The more diverse a landscape, biotope or garden, the easier it is for a habitat to respond to problems. We can see this from the following example: Wasps may well be valuable for nature but they can also spoil our enjoyment when eating outdoors. However, if we surround the eating area with fruit trees and berries, the number of wasps is far less because the shrubs and trees are also home to various wasp predators.
Free rein to invasive pests
It is exactly the same with agro-ecological systems. Monocultures are a paradise for pests; food in abundance and no predators to be seen. In order to avoid the total destruction of harvests, farmers often resort to artificial insecticides. Even more devastating is what happens when an alien species from a different country or continent is brought in. Its new habitat has none of the natural competitors it had at home. This allows invasive species to spread unimpeded.
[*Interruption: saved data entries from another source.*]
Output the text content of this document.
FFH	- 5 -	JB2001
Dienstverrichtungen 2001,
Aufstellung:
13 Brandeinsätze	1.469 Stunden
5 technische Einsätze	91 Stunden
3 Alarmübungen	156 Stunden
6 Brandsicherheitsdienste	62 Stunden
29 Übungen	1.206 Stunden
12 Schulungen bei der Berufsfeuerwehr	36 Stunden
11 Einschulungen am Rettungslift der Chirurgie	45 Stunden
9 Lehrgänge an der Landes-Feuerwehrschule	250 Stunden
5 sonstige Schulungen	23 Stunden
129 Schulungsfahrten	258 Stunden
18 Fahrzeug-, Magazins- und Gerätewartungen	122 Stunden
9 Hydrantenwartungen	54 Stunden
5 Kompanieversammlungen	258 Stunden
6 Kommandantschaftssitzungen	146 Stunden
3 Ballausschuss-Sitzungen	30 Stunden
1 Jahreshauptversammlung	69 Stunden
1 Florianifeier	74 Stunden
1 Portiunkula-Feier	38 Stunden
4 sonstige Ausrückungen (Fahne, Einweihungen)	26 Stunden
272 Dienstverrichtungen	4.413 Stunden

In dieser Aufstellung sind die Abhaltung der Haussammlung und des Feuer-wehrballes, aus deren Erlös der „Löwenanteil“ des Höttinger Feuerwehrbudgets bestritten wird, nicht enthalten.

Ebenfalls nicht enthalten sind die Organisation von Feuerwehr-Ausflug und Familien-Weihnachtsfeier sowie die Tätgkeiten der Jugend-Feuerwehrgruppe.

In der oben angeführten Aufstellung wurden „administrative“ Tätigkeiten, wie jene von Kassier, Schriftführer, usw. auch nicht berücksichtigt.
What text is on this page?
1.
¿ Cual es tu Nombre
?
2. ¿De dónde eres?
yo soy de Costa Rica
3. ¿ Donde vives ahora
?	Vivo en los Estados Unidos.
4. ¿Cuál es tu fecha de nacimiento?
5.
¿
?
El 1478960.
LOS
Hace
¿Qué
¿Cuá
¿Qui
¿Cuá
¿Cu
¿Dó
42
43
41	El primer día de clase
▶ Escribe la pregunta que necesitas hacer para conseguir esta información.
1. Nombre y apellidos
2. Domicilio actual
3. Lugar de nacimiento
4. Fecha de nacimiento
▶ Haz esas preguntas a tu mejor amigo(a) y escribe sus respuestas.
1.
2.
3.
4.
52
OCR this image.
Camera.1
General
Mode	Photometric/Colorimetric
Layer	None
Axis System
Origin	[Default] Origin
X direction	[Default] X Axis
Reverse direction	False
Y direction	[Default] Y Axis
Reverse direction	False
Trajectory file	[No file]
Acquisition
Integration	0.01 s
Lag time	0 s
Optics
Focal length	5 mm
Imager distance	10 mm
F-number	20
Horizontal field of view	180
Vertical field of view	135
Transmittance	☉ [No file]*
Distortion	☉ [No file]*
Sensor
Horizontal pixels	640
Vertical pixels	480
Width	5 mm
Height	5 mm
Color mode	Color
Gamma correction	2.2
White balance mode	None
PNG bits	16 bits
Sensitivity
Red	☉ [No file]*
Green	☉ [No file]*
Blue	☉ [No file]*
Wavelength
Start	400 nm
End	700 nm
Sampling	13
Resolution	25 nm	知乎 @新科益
Shocked by the invasion of the fall armyworm, experts from 27 countries met in Nairobi in February 2018 in order to plan the next steps in the fight against the pest. The conference agreed to draw up a range of possible scenarios for Africa designed to identify potential trouble spots and the transport routes used by the invasive species. Ideally, the invaders would be captured before reaching land but if new pests do arrive in Africa, countries need action plans that allow them to respond quickly and so prevent the pests spreading further. Admittedly, farmers will still be left to their own devices until effective monitoring and response mechanisms can be put in place.
Ecological cultivation systems are more robust
For smallholders and their families, the additional pressure from an invasive species can be the last straw as they are already having to cope with drought and flooding. In order to control the pests, smallholders are adopting agro-ecological systems that increase diversity and so are more flexible and resilient to such invasions. For example, the mixed-cropping systems like the Push-Pull method supported for many years by Biovision or the building of terraced banks planted with shrubs or fruit trees provide important habitats for a large number of beneficial insects. Such methods make a valuable contribution to food security in rural areas.